Dans une lettre datée du 11 juillet adressée au Premier ministre, Alain Auriant, Gérard Cimiotti, Percy Appadoo, Stephan Gua, Serge Lebrasse, Eric Triton, Didier Coralie et Jocelyn Louise, qui se disent représentants d’un nombre plus important d’artistes, réclament la réintégration de Gérard Louise au poste de directeur, dont ils évoquent le bilan positif. « We believe that those rubbing their hands are those who have been frustrated by M. Louise assiduous struggle against piracy. The angry ones being those who realize the personal investment of the latter against piracy and in making a difference in local artist’s life. The MASA Artists Solidarity Scheme being one of them », expliquent-ils.
Pour leur part, les contestataires se sont réunis hier dans la cour de la cure de l’église Immaculée Conception à Port-Louis pour dénoncer « la mauvaise gestion » de l’organisme. « Ena pe donn demision. Nou anvi zot rann kont avan ale. Bann koupab bizin peye », ont-ils lancé. Parmi les artistes présents figuraient Michel Legris, Tian Corentin, Jah Mike et Mario Armel, entre autres.
Ils réclament une réforme en vue de donner un nouveau souffle à cet organisme qui a pour but de protéger les droits d’auteurs. Ils exigent également l’arrestation des membres du board ainsi qu’une Commission d’enquête en vue de faire la lumière sur les finances de la MASA.
« MASA sipoze protez drwa oter. Alor ki la nou pe trouv Gérard Louise dan sentr enn veritab skandal. La MASA finn interpele pou pirataz par Sony Music International », explique Arnaud Calou. Pour lui, il est inacceptable que des CD contenant des titres de Shakira soient vendus avec l’hologramme de la MASA. « Pou ki MASA aksepte mett so ologram lor CD fode desizion finn pran lor board ». Il affirme que les artistes auraient à maintes reprises interrogé les membres du board sur les décisions prises dans cette instance. « Sel repons ki nou gagne, se Private and Confidential », avance M. Calou.

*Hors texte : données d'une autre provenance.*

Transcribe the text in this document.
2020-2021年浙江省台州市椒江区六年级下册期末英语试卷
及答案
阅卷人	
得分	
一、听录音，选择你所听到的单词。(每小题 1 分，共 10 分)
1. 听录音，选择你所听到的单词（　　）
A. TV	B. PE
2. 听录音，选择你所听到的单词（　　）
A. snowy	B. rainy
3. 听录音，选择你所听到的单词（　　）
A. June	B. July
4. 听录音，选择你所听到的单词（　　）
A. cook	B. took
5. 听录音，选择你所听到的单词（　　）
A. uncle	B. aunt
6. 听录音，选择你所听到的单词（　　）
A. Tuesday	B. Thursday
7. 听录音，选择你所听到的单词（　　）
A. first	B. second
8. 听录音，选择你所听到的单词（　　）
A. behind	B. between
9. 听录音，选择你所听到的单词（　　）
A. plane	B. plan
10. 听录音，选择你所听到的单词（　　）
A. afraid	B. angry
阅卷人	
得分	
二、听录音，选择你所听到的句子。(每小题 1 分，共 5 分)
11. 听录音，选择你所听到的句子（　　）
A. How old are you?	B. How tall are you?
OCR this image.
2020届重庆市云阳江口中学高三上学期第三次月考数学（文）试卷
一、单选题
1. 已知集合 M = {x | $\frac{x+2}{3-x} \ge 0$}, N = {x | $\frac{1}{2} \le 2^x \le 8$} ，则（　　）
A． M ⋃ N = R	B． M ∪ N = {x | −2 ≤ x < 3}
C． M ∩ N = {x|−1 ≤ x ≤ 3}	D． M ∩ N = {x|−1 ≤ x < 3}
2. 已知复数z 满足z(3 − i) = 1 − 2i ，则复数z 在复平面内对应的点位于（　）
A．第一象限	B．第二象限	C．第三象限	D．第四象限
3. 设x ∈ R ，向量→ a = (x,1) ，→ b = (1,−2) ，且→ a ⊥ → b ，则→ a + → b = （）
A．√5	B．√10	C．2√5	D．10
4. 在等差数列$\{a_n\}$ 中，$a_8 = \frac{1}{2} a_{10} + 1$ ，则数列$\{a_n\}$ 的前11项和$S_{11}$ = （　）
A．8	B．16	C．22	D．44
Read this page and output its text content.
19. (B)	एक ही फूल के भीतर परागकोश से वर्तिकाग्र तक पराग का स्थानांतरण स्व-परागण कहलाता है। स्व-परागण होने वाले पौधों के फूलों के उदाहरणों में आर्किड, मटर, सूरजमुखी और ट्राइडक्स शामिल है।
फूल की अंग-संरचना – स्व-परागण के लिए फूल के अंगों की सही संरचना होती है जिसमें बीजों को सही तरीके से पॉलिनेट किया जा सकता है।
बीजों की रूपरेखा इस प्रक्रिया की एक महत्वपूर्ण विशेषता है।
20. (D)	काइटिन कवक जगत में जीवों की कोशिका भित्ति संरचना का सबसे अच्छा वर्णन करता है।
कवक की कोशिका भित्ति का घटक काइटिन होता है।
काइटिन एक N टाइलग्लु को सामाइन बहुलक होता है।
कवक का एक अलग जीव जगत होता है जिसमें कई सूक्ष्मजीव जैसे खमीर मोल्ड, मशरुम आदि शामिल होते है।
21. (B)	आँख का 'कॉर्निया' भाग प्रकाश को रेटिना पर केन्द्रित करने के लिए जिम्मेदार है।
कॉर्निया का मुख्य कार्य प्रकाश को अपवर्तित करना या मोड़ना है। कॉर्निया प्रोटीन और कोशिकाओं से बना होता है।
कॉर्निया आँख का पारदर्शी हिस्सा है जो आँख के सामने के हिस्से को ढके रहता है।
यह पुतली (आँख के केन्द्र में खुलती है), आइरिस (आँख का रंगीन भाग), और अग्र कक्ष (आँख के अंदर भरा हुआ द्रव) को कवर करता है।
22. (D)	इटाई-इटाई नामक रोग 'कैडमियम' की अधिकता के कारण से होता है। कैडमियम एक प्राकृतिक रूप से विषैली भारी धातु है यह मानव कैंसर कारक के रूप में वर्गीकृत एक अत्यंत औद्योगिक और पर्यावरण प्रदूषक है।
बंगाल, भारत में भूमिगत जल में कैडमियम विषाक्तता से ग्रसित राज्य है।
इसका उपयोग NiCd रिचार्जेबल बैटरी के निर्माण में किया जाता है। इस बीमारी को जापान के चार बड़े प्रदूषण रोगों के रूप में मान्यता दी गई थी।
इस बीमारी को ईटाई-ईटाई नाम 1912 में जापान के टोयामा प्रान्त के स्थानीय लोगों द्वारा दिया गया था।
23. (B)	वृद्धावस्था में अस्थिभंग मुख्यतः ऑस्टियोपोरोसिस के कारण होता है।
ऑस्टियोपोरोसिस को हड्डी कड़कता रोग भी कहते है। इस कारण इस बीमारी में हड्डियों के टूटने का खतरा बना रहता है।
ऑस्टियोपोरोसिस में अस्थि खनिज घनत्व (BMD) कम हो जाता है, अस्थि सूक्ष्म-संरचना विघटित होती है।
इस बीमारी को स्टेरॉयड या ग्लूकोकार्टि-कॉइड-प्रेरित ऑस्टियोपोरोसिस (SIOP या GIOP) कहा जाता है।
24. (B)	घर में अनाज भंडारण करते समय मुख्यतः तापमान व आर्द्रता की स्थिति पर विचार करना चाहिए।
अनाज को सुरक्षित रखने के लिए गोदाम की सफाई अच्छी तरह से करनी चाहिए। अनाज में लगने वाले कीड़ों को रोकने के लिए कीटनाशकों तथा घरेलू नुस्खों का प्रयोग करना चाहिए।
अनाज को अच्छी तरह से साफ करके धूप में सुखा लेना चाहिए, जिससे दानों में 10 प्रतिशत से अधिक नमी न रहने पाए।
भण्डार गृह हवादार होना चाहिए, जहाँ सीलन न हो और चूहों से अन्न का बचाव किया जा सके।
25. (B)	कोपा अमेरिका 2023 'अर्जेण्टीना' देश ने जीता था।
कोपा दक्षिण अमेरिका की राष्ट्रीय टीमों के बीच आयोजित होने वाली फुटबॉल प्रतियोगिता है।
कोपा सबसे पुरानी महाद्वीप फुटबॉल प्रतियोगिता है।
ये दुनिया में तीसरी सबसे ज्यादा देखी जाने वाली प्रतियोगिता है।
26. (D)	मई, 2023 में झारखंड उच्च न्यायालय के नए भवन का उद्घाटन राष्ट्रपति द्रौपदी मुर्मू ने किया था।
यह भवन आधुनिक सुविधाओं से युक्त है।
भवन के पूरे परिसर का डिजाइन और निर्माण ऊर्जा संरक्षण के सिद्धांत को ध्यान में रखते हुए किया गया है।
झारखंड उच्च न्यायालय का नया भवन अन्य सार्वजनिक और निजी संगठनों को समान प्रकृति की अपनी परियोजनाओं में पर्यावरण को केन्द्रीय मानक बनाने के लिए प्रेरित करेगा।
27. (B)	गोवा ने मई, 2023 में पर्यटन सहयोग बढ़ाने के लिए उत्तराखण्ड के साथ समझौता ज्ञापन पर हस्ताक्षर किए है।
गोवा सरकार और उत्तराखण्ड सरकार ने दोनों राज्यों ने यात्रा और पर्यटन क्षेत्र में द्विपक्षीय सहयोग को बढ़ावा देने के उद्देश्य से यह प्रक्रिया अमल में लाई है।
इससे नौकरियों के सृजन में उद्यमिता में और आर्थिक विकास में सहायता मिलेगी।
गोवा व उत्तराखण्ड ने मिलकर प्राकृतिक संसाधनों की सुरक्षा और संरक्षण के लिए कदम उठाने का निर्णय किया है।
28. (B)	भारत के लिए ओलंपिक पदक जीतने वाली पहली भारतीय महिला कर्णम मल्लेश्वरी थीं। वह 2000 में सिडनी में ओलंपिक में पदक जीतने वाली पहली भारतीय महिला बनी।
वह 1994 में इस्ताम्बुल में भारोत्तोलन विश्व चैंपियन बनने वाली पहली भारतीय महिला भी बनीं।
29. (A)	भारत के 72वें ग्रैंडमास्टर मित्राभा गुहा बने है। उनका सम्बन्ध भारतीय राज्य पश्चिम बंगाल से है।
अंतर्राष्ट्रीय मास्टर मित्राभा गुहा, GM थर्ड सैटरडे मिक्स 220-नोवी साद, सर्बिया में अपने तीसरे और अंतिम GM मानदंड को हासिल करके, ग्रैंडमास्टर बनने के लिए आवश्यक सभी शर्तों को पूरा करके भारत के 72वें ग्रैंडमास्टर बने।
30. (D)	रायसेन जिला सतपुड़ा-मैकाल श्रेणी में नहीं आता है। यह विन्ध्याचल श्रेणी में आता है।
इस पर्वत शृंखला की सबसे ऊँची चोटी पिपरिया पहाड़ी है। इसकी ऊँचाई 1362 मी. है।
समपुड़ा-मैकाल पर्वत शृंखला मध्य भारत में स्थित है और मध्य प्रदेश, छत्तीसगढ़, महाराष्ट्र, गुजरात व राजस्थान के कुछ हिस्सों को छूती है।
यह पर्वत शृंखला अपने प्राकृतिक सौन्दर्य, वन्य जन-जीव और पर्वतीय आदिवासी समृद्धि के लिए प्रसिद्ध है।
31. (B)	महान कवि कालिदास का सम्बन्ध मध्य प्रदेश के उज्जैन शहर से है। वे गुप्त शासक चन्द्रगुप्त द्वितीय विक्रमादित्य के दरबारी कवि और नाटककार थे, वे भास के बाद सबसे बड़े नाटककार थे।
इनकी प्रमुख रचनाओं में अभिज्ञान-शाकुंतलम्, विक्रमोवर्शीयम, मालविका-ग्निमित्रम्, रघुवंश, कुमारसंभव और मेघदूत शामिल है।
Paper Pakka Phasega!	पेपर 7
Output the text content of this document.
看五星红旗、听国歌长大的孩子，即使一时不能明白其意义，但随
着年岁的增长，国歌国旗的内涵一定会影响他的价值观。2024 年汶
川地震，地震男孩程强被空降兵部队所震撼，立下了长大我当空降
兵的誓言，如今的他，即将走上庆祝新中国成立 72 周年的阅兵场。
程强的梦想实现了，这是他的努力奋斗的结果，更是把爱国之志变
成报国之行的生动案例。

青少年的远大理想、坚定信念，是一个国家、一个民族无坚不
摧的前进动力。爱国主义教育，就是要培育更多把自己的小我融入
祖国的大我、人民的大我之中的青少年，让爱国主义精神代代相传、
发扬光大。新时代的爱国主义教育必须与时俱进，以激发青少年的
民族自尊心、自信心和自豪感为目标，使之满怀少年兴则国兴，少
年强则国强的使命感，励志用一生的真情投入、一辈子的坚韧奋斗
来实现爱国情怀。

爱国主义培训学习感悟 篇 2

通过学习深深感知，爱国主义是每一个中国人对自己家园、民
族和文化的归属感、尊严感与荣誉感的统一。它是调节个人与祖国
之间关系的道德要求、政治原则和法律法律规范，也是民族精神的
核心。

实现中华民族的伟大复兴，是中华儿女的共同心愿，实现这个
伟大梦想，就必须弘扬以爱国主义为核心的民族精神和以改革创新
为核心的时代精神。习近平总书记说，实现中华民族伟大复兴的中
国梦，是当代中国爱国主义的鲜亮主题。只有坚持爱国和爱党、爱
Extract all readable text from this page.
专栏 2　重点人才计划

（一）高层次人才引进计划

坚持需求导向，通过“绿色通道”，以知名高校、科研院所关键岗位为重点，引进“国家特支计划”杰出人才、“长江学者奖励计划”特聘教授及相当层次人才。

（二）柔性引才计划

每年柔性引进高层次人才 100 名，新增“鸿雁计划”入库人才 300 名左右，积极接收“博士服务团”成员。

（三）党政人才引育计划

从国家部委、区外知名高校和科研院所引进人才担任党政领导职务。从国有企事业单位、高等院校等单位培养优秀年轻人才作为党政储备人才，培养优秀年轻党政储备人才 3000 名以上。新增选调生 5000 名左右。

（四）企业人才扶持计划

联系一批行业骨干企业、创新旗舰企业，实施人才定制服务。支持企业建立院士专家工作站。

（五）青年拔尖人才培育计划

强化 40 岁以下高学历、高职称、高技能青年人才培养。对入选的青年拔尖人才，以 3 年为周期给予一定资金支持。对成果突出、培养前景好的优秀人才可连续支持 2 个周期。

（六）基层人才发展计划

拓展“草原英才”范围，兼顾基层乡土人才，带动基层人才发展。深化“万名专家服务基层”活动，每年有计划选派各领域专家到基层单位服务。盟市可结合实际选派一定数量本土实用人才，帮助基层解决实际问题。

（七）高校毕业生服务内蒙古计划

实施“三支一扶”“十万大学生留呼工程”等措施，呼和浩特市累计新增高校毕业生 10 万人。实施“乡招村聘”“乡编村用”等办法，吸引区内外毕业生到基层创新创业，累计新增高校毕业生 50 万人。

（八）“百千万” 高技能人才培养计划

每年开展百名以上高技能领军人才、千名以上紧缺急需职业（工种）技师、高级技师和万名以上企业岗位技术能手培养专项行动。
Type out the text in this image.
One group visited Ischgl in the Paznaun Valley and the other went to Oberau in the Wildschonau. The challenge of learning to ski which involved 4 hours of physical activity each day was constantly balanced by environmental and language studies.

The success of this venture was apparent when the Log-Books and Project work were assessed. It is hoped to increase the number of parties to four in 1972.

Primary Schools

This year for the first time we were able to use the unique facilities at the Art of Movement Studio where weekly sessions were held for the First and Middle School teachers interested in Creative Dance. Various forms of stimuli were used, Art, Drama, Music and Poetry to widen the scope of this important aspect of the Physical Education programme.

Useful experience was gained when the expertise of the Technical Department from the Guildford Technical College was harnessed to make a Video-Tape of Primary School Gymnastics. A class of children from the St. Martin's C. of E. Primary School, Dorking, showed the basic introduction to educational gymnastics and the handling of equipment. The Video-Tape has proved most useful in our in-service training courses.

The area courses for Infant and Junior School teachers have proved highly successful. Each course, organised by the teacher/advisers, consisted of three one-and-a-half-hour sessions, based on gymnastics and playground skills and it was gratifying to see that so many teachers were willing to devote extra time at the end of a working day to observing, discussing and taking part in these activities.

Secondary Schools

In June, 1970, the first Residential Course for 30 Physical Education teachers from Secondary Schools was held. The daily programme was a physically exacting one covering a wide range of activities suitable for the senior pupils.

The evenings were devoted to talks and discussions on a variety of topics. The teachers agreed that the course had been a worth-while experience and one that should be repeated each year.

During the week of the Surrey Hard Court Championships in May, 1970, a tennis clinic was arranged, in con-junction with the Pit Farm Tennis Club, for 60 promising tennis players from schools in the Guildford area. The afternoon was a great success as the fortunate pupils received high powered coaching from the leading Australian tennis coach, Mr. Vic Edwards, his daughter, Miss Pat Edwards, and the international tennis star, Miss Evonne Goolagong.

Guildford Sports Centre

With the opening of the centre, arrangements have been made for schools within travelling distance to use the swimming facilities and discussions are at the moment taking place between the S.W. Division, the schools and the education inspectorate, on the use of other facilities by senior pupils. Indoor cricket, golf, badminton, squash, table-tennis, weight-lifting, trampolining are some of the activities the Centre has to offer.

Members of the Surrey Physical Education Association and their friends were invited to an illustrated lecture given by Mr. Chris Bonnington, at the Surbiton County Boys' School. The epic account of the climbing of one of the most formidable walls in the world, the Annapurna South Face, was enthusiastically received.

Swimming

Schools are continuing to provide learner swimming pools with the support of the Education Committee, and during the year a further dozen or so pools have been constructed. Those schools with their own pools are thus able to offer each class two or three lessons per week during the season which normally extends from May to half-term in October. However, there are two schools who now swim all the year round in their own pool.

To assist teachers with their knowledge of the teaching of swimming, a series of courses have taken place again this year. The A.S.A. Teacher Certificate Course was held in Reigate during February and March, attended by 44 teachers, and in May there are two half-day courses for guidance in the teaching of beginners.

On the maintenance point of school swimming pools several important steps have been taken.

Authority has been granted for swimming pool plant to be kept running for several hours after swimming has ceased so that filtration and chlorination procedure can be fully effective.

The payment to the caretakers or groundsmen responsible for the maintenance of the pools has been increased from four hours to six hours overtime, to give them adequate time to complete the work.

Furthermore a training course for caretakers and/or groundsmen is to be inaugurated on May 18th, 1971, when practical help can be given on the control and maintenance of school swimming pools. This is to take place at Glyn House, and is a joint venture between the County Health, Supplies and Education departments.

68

« Initially, the case from Sony was against the MASA, but it’s the Director who has ended up being arrested. Everyone who has been to MASA knows that different persons at different levels are involved for different tasks, making the MASA accountable for any fraud if any, not the sole director. Moreover, the Board who has asked M. Louise layoff has within it a person convicted for piracy affair and many pending cases of same nature », poursuivent les contestataires. De ce fait, ils réclament une assemblée générale d’urgence. Mario Armel, ancien membre du board, se dit d’avis que certaines informations doivent rester Private and Confidential mais ajoute que « bizin kominike ek bann artis. Zot bizin pran zot responsabilite ek kominike ek bann astis. Napa less zot dan flou ».
Rappelons que cinq membres du board, Jean-Clément Cangy, Jean-Jacques Arjoon, Régis Nauvel, Alexandre Martin et Jocelyn Louise, ont soumis leur démission vendredi. Dans une lettre publiée dans Le Mauricien le 11 juillet, Jean-Clément Cangy affirme que « la crédibilité de la MASA a pris un coup auprès des artistes et de l’opinion publique ». Et de rappeler que par souci de transparence, il a attiré l’attention des membres du board sur des dysfonctionnements, dont la présence « d’un producteur dont le passé et le présent sont assombris par des enquêtes policières ». Il suggère aux autres membres du board de « rendre aux artistes leur vote ».
Du côté du ministère des Arts et de la Culture, on fait comprendre que la Copyrights Act sera amendée en vue de mieux protéger les droits des auteurs et artistes mauriciens.